第138章 你再說一遍?
連夜趕路,鐘二上半夜還能撐住,到下半夜的時候,就枕在餘己的腿上睡着了。
餘己一直都沒睡,護着鐘二的肩膀,防止颠簸中傷口碰到。
好在這一夜風平浪靜,她們沒有遇到什麽意外,在天将亮的時候,路過城鎮買了吃食,在城郊一處密林,才總算停車休整。
“醒一醒,”餘己輕輕摩挲鐘二的眉眼,“起來吃點東西。”
鐘二吭吭唧唧,麻草的藥效已經過了,她的肩膀又脹又痛,難受的睜開眼,委屈巴巴的看着餘己。
“不行,”餘己只看她一眼,就知道她是什麽意思,“麻草會影響傷口愈合,忍一忍好不好寶貝兒?”
餘己說:“到下一個彙合點,咱們就不往下走了,尋一處地方休整,專門給你養傷。”
鐘二也不是真的小孩子,被餘己扶着坐起來,半邊手臂根本就不敢動,她朝直播屏幕上看了一眼,卻驚喜的發現上面已經變了。
從系統維護中變為了系統升級中。
餘己伺候着她,簡單洗漱了,将城裏買過來,還熱乎的包子遞給鐘二。
鐘二拿在手裏,用完好的肩頭靠着車壁,一點一點啃着,視線一直盯着系統的直播屏幕,期待下一刻它突然顯示升級成功。
餘己的手裏捧着兩個包子,進到馬車裏,看到鐘二一直盯着直播屏幕,伸手摸了摸她的頭說道:“你先好好吃東西,那個屏幕從昨天晚上開始,就顯示着升級。”
鐘二聞言有一些失望,不再盯着直播屏幕看,手裏啃着包子朝餘己的方向湊了湊,兩人肩頭靠着肩頭吃東西。
包子有兩種餡兒,鐘二拿的是肉餡,她将餡給啃沒了,剩下的皮兒就捏着一點一點嚼。
餘己餘光看到,将自己才咬了兩口的肉餡,擠到鐘二的包子皮上。
鐘二眉開眼笑,咬了一大口肉餡,咽下去之後,轉頭就頂着油呼呼的嘴,照着餘己的側臉,吧唧了一口。
餘己用手指在臉上蹭一下,油膩膩的,他舔了舔嘴唇,眼角眉梢盡是濃化不開的甜蜜,撅着嘴也要去親鐘二,鐘二卻不讓他親。
鐘二躲不遠,用手捏着餘己的下巴,不讓他靠近,急道:“你油乎乎的,你親了之後還要伺候我洗漱,一股子蔥花味兒,去去去——”
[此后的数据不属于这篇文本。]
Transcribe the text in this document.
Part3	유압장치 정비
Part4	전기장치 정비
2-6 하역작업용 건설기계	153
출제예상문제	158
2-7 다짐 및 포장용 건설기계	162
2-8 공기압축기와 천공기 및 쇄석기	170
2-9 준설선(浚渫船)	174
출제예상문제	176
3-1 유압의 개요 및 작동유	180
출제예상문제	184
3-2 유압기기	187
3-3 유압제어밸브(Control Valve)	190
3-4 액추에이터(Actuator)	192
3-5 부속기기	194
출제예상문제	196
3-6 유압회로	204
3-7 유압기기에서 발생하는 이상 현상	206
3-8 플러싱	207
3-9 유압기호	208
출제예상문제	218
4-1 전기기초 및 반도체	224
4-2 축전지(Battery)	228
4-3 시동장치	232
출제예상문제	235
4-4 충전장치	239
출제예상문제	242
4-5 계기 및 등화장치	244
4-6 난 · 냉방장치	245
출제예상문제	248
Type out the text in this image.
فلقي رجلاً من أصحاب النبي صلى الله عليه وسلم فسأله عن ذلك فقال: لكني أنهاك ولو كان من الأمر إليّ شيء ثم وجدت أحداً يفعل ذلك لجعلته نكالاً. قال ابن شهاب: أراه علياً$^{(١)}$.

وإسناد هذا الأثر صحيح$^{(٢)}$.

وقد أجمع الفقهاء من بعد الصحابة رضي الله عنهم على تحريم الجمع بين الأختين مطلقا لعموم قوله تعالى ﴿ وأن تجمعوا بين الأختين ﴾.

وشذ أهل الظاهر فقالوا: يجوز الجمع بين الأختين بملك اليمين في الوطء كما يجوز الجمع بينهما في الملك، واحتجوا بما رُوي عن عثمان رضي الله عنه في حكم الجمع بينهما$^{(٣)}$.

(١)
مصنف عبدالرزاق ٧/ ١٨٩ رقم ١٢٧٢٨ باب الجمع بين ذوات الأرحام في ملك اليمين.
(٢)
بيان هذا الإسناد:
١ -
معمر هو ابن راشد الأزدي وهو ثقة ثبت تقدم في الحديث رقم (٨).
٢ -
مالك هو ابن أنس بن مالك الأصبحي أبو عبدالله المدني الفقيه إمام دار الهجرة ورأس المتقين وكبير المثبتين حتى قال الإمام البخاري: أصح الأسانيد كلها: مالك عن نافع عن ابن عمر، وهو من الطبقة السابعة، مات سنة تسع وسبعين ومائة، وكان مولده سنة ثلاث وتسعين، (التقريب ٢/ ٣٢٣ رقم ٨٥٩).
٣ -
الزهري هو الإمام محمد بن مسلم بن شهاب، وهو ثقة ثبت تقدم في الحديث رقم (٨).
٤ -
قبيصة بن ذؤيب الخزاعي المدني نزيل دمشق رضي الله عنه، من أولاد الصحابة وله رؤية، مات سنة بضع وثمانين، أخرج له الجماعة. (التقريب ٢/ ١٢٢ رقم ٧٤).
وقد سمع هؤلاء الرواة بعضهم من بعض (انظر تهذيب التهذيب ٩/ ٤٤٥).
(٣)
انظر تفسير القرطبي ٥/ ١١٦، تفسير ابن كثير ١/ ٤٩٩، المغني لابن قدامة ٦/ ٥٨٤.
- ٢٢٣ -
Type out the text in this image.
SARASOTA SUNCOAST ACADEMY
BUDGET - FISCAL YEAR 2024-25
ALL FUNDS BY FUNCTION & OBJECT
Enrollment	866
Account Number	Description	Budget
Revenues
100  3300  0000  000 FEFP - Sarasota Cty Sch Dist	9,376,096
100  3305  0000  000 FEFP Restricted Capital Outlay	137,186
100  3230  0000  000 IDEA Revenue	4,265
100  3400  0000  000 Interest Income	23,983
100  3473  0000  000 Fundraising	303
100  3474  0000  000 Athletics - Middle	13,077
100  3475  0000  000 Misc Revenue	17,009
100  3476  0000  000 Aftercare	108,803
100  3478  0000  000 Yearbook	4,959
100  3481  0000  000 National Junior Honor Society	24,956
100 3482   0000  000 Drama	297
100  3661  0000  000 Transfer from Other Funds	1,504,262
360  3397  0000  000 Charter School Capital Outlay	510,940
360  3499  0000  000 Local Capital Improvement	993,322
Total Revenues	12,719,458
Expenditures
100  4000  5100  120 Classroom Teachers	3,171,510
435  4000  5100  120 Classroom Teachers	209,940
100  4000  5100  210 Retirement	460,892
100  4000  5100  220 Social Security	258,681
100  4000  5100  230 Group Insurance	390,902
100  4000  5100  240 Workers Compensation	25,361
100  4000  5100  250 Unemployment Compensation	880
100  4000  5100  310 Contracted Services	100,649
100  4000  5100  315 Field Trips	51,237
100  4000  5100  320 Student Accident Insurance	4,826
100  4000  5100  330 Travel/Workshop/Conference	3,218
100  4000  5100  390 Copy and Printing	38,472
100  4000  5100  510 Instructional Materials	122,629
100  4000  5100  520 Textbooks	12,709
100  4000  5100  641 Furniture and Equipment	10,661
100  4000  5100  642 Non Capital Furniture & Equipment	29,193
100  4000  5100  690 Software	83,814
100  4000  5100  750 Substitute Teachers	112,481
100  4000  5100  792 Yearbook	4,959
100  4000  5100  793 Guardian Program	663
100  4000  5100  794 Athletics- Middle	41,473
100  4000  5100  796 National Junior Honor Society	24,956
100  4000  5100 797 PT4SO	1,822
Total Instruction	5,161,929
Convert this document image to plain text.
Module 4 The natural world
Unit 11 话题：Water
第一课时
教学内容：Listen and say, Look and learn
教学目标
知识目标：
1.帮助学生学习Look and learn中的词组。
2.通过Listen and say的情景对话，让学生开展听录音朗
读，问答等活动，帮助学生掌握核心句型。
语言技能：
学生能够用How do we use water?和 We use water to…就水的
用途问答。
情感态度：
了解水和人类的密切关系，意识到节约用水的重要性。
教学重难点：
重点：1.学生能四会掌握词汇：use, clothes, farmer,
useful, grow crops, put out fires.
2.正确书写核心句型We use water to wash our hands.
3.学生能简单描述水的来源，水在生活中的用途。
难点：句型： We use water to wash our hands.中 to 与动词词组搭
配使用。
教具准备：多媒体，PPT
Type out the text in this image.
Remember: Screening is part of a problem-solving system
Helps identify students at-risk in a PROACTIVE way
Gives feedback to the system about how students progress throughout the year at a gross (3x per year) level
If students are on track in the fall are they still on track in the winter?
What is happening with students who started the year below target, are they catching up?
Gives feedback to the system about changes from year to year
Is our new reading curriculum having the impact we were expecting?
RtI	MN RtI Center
餘己從袖口掏出帕子,在鐘二親過的地方擦了擦,将剩下的一個包子餡兒也給了鐘二,自己又去拿了兩個素餡的。
鐘二靠在車壁上,嘴裏吃着肉餡,眼睛透過車簾的縫隙瞄着在外面活動的餘己,有那麽一種人生圓滿的感覺。
餘己甚至都不需要做什麽,只要在鐘二的身邊晃悠,就能給她帶來滿足感。
吃完了東西,餘己騎馬跟着兩個人去山上的山澗灌水,鐘二在車上颠簸一夜,渾身上下沒有一處舒服,尋思着下車曬曬太陽,溜達溜達。
結果這一下車還沒走幾步,感覺到剩下的所有人投射在她身上的視線要把她戳漏似的,讓人毛骨悚然。
經過昨夜的一場,死士們算是真正的見識到主公的能耐,在這些人眼裏,卓絕的武藝會讓他們更加的敬畏,但不顧生命危險,趕回去救一個女人,就讓他們心中有了怨。
那麽多兄弟為了主公而死,最後竟是敵不過一個婢女,他們如何能不心涼呢。
但他們又不敢對主公心存怨念,自懂事開始,他們被灌輸的思想就是忠于主公,任何的情況下,生為主公生,死為主公死。
但他們也都是有七情六欲的活人,所以這一份抱怨沒有落在餘己的身上,自然就落在了鐘二的身上。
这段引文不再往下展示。